Sample Finance Paper on Advanced Accounting

In his article the “Reporting Entity and Consolidated Financial Statements”, Abir, Md.
Zaber Tauhid defines financial accounting as a combination of financial statement from the
mother company and its branches. Financial statements help in measuring the overall status of
the entire group of companies. Consolidate financial statement give better results of the financial
status of individual reports of related companies.
Consolidated financial accounts are prepared to be used by creditors, investors and
resource providers of the mother company. The reports have the following benefits. First, they
give a broad picture. Investors do not have to analyze different financial reports in order to know
the overall performance of the company. Secondly, consolidating financial statements helps in
proper balancing of the mother company and the subsidiaries. Poor performance in one company
is balanced with positive performance of other companies. Thirdly, consolidating financial
accounts helps in exclusion of company sectors that are not appealing. This acts as an advantage
because the investors are kept away from negative conditions that are temporary.

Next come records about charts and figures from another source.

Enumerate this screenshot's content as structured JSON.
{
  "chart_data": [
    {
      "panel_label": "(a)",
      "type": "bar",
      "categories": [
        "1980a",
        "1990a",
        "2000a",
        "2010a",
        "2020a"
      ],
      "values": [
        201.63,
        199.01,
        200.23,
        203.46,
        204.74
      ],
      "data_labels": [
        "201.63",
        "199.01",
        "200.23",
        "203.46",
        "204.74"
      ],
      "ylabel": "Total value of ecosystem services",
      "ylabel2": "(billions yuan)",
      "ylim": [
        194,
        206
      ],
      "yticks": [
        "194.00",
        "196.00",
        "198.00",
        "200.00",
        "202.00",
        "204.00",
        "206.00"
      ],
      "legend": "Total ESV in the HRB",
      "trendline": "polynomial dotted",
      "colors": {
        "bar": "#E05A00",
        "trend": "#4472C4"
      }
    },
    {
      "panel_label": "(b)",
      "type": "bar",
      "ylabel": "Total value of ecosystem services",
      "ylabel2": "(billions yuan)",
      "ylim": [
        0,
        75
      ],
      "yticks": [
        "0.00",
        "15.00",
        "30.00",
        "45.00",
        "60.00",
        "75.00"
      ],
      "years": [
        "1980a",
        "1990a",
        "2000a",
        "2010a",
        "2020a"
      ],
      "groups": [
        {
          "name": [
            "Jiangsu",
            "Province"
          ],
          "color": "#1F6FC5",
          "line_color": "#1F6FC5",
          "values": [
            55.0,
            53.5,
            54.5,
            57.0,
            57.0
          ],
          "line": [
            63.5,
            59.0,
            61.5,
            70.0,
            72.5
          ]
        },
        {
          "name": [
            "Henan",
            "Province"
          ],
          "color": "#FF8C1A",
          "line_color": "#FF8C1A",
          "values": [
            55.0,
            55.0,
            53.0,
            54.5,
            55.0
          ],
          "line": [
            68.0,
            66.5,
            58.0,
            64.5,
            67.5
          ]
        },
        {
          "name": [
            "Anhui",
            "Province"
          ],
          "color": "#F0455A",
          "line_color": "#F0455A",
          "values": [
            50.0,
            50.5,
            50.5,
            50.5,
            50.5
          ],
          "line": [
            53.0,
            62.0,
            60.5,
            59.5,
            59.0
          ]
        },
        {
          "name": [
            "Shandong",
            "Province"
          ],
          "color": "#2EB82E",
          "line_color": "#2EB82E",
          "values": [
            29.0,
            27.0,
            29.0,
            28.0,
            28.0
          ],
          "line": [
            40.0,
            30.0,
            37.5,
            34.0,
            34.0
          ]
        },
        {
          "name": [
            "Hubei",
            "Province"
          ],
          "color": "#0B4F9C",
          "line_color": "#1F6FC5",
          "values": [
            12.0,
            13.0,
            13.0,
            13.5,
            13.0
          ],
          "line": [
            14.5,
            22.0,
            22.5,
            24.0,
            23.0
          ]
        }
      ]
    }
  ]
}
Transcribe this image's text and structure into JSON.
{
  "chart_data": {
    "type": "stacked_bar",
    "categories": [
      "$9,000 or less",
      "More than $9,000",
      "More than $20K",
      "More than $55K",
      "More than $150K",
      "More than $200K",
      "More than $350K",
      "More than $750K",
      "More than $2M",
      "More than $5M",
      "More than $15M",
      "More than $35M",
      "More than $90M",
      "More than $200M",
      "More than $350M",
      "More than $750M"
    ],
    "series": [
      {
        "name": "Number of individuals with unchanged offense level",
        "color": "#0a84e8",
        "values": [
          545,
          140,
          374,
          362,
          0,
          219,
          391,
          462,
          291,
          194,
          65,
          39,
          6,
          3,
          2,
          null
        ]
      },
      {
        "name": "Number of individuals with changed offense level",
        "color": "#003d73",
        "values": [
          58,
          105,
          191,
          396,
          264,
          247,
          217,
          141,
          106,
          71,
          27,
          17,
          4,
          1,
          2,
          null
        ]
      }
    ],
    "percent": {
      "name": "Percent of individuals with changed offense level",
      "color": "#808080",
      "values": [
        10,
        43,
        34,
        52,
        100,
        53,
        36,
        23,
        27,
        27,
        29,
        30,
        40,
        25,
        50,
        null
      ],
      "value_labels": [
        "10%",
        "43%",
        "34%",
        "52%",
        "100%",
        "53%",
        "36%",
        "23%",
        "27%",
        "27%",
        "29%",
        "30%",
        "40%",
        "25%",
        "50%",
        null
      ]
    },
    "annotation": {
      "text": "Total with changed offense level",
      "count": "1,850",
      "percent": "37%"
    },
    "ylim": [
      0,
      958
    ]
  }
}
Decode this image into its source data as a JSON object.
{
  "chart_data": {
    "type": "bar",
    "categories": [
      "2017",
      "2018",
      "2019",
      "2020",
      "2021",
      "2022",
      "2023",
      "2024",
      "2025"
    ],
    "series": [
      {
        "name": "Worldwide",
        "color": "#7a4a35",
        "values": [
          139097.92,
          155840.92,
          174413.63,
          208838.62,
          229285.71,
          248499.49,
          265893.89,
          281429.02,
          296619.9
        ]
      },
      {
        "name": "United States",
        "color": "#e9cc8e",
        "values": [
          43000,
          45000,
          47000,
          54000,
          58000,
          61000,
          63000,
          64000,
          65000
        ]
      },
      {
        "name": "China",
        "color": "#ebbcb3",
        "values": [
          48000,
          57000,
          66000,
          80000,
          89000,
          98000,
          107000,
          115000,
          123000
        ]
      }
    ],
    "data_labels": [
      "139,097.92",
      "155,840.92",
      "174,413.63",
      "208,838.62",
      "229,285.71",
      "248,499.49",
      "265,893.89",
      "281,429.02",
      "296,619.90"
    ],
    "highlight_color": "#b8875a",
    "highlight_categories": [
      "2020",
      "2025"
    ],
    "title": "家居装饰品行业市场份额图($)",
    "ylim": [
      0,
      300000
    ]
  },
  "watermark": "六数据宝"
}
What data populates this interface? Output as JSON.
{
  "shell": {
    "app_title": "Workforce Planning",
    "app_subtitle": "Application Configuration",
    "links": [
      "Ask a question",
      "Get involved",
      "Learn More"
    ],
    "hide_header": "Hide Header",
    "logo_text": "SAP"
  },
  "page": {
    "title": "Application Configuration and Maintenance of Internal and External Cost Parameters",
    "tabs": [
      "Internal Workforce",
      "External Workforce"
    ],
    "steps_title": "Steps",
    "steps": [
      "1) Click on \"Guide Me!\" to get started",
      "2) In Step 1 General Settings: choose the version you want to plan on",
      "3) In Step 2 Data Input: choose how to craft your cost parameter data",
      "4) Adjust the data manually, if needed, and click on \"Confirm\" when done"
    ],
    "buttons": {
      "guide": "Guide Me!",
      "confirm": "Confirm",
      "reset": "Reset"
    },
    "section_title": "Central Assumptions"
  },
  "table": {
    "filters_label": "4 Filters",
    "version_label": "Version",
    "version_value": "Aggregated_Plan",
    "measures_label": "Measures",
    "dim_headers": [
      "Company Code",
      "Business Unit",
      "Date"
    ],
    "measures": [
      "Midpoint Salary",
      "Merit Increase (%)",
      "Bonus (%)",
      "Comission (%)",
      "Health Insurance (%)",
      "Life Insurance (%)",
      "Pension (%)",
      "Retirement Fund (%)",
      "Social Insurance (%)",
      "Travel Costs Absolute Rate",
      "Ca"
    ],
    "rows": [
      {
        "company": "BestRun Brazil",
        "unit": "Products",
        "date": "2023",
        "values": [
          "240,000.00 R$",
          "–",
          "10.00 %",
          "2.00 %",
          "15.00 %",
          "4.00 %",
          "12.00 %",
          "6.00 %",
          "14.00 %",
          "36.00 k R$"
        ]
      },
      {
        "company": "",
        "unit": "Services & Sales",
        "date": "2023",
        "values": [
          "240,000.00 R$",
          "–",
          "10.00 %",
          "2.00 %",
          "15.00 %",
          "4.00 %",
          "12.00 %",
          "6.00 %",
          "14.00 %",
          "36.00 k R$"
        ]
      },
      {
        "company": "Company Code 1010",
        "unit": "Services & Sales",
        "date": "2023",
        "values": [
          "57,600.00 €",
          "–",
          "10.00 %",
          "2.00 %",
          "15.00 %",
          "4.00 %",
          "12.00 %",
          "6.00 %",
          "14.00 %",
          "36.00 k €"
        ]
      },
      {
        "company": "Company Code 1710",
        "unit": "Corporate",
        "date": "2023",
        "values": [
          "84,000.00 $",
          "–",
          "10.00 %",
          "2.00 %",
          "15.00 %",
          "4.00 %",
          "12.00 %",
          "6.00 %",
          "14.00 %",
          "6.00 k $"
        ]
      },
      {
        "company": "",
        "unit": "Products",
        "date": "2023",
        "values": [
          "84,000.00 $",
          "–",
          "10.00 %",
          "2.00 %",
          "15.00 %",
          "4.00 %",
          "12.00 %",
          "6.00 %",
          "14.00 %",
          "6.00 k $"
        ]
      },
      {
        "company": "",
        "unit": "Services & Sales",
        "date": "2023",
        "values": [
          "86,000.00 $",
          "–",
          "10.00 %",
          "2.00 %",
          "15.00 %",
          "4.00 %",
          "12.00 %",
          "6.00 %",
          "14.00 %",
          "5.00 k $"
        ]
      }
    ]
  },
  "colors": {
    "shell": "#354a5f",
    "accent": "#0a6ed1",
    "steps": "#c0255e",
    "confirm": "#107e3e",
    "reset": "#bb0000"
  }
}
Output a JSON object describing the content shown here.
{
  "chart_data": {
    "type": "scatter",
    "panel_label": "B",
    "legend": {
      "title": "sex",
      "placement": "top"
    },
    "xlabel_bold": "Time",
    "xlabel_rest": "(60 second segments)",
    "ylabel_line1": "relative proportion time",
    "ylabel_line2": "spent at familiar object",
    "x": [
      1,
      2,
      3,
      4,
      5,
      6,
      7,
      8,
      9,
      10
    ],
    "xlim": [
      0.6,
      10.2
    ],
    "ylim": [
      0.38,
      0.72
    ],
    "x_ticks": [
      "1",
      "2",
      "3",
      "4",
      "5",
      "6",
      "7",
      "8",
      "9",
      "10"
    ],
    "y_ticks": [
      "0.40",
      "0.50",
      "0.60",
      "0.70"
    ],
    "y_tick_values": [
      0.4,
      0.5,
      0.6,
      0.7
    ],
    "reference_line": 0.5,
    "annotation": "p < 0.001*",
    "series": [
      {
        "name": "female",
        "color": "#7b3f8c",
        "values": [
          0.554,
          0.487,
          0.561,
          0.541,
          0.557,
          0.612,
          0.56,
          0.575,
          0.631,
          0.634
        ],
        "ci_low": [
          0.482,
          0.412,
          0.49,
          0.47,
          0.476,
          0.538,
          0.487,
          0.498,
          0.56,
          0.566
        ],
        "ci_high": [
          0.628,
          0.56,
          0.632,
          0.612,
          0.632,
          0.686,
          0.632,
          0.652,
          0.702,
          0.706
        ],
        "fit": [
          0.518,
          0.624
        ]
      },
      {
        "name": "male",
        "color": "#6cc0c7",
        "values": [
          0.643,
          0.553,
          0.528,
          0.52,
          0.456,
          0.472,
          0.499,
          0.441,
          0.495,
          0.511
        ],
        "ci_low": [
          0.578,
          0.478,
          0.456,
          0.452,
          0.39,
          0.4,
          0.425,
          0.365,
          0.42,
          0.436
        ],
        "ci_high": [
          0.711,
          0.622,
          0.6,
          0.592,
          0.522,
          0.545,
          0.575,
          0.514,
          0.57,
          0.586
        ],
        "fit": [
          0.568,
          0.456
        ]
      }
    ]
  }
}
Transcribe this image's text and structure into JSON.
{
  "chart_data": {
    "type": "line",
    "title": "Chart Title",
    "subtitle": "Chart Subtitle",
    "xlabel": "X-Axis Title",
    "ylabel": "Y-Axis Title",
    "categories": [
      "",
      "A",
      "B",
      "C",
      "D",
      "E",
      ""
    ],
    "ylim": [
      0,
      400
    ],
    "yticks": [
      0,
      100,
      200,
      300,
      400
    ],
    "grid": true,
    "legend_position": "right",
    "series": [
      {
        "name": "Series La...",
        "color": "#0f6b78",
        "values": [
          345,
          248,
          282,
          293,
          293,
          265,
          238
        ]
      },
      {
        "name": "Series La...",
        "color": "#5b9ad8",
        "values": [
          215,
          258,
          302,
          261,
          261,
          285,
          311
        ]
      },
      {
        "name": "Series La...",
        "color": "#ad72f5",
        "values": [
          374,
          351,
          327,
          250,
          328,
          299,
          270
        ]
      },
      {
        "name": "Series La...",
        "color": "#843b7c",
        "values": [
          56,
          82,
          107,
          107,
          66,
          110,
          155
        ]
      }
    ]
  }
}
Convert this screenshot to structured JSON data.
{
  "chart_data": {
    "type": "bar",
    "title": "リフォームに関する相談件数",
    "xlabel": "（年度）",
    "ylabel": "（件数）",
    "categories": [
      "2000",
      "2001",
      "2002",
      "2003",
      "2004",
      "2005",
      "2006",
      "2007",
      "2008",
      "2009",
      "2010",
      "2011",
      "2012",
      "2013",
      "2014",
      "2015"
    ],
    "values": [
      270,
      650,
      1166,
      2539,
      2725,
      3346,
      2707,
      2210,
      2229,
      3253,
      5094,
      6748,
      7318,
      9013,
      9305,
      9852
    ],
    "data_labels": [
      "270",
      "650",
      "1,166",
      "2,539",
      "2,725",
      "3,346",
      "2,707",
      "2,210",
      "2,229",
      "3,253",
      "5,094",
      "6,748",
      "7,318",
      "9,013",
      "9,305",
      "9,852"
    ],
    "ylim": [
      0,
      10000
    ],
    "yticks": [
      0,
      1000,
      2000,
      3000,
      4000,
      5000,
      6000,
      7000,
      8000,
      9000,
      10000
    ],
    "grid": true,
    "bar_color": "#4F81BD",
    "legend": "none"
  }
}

Further, consolidating financial statements helps in simplifying organization’s results.
The sales and purchases in different subsidiaries of the company are canceled thus simplifying
the financial status. These financial statements are also compulsory requirements by most
governments since they are required to give accurate status of the mother company. The seventh
benefit of consolidating financial reports is that it creates efficiency in an organization. Investors
can use the single report to determine the financial status of the entire chain of companies.
Lastly, consolidating financial reports helps in preventing fraud by exposing the
underperforming divisions and product lines.

The article has also discussed the limitations of consolidated financial reports. Lack of
subsidiary information is one of the limitations. Consolidated reports offer limited information
about an organization because several companies are viewed as one. Secondly, financial reports
eliminate important intercompany transactions, which can be used to determine the viable
sections in a company. Thirdly, consolidated financial reports have major loopholes, which are
caused by consolidation of ventures. This allows unscrupulous organizations to hide huge debts
which the organization owns its investors. Further, the consolidated reports hide poor
performance because the revenues and profits of different companies are presented as one report.
The article also outlines various methods of consolidations. The proprietary theory is the
first method of consolidating financial reports. This method does not draw a legal boundary
between the owners and the purpose of consolidation. The main aim of using this method is to
give the owners significant information of the organization. The second theory is parent
company theory, which is more relevant in the modern corporation than proprietor theory. This
theory claims that although the mother company does not own the assets directly, it has power of
exercising control over all assets in the branches. The last approach is the entity theory where
legal entity is separated from the owners. The financial reports are prepared to be used by the
government, and other stakeholders such as investors and service providers. This approach
claims that the activities of the business are separated from the decisions of the owners.
The author concludes by noting that consolidating financial reports helps in simplifying
the evaluation process of an organization. Without this report evaluation of a company for the
purpose of investment would not be effective. This is because consolidated financial statements
give all information regarding the assets in all subsidiaries. Therefore, auditors should ensure
that the consolidated financial reports reflect the true nature of the organization.